À l'époque de la chute de l'empire carlovingien, les mœurs et les institutions féodales envahirent l'Église. Les chanoines s'emparèrent des fonds ecclésiastiques, dont les revenus servaient à leur entretien, et ne s'assujettirent plus à la vie commune. Ils étaient cependant, au moins dans la plupart des églises, à la nomination des évêques. Tous les chanoines de N. D. de Paris étaient choisis par l'évêque à l'exception de deux qui devaient être nommés par le chapitre.
Ces deux canonicats avaient été établis par l'archidiacre Étienne et attachés à la chapelle de Saint-Aignan. (Voy. Prolégomènes du cartulaire de N. D. de Paris, par M. Guérard).

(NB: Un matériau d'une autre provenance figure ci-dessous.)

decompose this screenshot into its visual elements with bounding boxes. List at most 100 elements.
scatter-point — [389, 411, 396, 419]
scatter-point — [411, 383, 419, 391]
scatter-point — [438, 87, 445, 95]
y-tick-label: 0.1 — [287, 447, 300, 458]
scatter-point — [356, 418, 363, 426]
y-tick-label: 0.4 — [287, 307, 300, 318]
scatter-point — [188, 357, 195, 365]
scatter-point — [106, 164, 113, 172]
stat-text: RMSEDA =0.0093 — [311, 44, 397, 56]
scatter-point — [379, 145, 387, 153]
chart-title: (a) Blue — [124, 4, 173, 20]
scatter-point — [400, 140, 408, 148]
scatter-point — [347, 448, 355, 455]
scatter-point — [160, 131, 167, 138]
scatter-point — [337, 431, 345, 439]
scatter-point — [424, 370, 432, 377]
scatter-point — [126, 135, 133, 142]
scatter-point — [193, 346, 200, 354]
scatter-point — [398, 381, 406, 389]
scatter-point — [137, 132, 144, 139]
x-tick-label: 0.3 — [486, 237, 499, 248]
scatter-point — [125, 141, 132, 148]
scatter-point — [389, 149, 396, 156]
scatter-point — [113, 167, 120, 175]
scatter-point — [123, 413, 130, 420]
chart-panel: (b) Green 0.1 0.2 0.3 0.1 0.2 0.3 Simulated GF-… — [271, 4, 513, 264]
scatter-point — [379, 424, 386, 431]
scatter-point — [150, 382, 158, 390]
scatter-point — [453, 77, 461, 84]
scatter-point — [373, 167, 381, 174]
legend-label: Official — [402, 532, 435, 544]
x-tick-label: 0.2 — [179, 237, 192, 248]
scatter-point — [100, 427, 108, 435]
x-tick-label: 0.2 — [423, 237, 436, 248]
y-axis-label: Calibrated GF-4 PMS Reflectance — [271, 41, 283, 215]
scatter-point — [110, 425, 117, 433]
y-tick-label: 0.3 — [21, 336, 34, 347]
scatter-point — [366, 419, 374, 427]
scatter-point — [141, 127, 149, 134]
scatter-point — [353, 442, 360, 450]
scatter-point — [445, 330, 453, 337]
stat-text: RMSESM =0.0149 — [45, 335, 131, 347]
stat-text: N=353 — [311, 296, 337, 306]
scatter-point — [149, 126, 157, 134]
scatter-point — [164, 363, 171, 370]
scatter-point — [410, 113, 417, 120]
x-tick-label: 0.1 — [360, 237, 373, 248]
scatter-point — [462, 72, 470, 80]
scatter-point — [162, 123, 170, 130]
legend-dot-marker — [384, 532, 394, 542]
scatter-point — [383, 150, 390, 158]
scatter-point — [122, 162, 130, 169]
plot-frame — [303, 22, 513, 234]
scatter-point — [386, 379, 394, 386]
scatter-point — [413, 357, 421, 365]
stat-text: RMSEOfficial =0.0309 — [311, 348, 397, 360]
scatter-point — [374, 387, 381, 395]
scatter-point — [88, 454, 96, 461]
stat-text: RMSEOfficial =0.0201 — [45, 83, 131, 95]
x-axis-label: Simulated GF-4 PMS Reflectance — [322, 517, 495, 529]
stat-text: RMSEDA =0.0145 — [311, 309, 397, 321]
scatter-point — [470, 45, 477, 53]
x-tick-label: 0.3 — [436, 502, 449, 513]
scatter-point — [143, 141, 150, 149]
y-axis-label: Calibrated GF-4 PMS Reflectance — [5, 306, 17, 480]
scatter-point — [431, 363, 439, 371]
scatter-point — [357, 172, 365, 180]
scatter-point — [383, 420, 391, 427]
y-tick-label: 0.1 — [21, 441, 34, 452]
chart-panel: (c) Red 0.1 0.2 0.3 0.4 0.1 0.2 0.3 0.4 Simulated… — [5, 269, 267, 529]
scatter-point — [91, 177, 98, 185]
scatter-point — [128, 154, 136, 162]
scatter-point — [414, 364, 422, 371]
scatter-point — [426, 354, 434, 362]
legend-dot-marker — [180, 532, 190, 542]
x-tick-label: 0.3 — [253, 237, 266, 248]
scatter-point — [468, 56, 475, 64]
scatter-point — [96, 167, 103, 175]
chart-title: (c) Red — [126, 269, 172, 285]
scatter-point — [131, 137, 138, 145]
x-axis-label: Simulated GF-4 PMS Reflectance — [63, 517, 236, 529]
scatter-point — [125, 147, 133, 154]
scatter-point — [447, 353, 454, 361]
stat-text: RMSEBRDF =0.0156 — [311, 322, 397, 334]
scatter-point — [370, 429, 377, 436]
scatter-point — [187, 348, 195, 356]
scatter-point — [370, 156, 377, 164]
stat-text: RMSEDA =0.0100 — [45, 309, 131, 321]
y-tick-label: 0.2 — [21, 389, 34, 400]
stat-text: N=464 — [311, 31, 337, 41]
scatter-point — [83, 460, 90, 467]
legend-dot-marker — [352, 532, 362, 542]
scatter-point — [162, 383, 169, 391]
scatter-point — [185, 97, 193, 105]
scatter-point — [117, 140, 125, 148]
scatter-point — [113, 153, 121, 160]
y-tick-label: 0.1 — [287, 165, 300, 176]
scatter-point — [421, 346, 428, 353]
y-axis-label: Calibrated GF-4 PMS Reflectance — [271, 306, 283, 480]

On appela prébendes ou bénéfices capitulaires les domaines qui furent affectés aux principaux dignitaires du chapitre, qui étaient le primicier, qu'on nommait quelquefois prévôt ou doyen, le chancelier qui avait la surveillance des écoles et s'appelait encore écolâtre ou capiscol, le chantre, le trésorier appelé aussi chefcier ou chèvecier, le pénitencier, les archidiacres, etc. La portion des biens qui resta en commun forma la mense capitulaire destinée à subvenir aux dépenses communes. C'était sur ce fonds que l'on prélevait l'argent nécessaire pour les distributions faites aux chanoines. Dans quelques églises, elles avaient lieu en nature.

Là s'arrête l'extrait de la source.